Sunday, December 15, 2013

To The Size 2 Mommies of Newborn Infants

Act #349:  Step out of the race.

More power to you for reclaiming your physical self seven days after you give birth to a 7-pound human being.  Yes, we are in awe of your abs and secretly (and  sometimes not so secretly) we are jealous to our core that five years later, we're still carrying that "pregnancy" weight around with us.   But I wanted to come clean and let you in on a secret.  We don't really hate you for looking like a supermodel.  Sure, it makes us feel a bit underaccomplished....OK, maybe a bit like an epic failure, when in comparison to you.  And sure we can't help but ponder what on earth is wrong with us - why can't we get our lazy, fat asses out of bed and to the gym at 6 a.m. every morning like you do.  But we can handle a little self-doubt and low-self esteem.  We've been "handling" it since we got our first Barbie doll for Christmas eons ago.  But when you make such a public ordeal about your "successes" in so quickly shedding those pregnancy pounds, whether it's on your Facebook page, or your Twitter feed, or in your open letters (much like this one) to the tabloids, it's just a bit disheartening.....because once again, you are greatly reducing us to that oversimplified, physically exploited, one-dimensional gender.  Look, I just had a baby and I can fit into these hot pants.  Oh, I also have something important to say about the state of injustice in the world.  See how that's not as compelling?  But perhaps what I find most bothersome is that by publicly touting an immediate post-baby accomplishment such as weight-loss, we are somehow pushing (ok, shoving) each other immediately right back in the female rat race that society has subtly created for us.....and pitted us against each other.

Look, we just experienced the one thing in life that no man will ever be able to experience.  We brought a living human being into the world.  Regardless of our life circumstances, we can't help but become altered by this, be bonded by this, on some level.  Yes, we can and should be empowered by respecting our bodies and caring for them.  But should our "successes" directly after giving birth be defined by our waist sizes and BMI's?  Maybe.  But maybe it would serve us better as women who share an extraordinary common life experience.....to just be still.  To use this one brief window of time to NOT try to define our successes (against each other) at all.  One could argue that we have just achieved great "success" by carrying the future of the world in our bodies for nine entire months.  What if we actually gave ourselves permission to just hit the pause button and truly celebrate the miracle in which we just took part?  What would the world look like if we, as women, gave each other some space and reflective time to figure out how to mold our own existing lives around this notion of what it means to be someone's mother?  Could we be fooling ourselves into thinking we have it all figured out, just because we can instantly fit back into our pre-pregnancy jeans?  Or because we are able to return swiftly to work a week after we get out of the hospital?   Or because we already have our first baby-free date scheduled with our spouses? 

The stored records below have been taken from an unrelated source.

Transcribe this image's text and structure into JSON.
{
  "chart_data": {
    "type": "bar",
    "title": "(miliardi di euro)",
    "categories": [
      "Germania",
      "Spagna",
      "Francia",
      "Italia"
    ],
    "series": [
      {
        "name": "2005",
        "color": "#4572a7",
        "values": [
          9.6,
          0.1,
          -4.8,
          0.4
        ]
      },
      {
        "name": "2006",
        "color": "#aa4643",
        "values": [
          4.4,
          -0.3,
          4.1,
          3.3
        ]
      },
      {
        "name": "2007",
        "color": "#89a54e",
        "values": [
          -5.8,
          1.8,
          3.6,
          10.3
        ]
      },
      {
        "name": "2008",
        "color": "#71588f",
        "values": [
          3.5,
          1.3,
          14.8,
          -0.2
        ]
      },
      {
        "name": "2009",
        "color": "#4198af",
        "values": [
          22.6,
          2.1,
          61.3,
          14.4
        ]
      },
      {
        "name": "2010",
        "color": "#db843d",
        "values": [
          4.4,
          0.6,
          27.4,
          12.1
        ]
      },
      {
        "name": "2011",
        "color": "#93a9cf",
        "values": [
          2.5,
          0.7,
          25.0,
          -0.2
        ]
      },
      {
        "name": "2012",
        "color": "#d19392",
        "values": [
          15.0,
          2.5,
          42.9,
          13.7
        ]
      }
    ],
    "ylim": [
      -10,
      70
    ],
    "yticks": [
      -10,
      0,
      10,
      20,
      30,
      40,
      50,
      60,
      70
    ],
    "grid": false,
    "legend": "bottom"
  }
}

Ladies, the mere fact that we HAD A CHILD is a feat in itself.  Why are we rushing to instantaneously put ourselves back in the position of once again measuring everything we do.....against each other?  Wouldn't it serve us better to just simply high five each other?  You know something along these lines:  You go girl - you just spent 12 hours in labor.  Your battle scar rocks.  Whether you are a size 2 three weeks after giving birth, or still fluctuating between a size 4 and a size 9 six years after you've given birth, does it really matter?   We all had babies, we all have our own journeys, we're all traveling at different paces - why not collectively celebrate that kind of beauty, rather than the kind that can be weighed on a scale.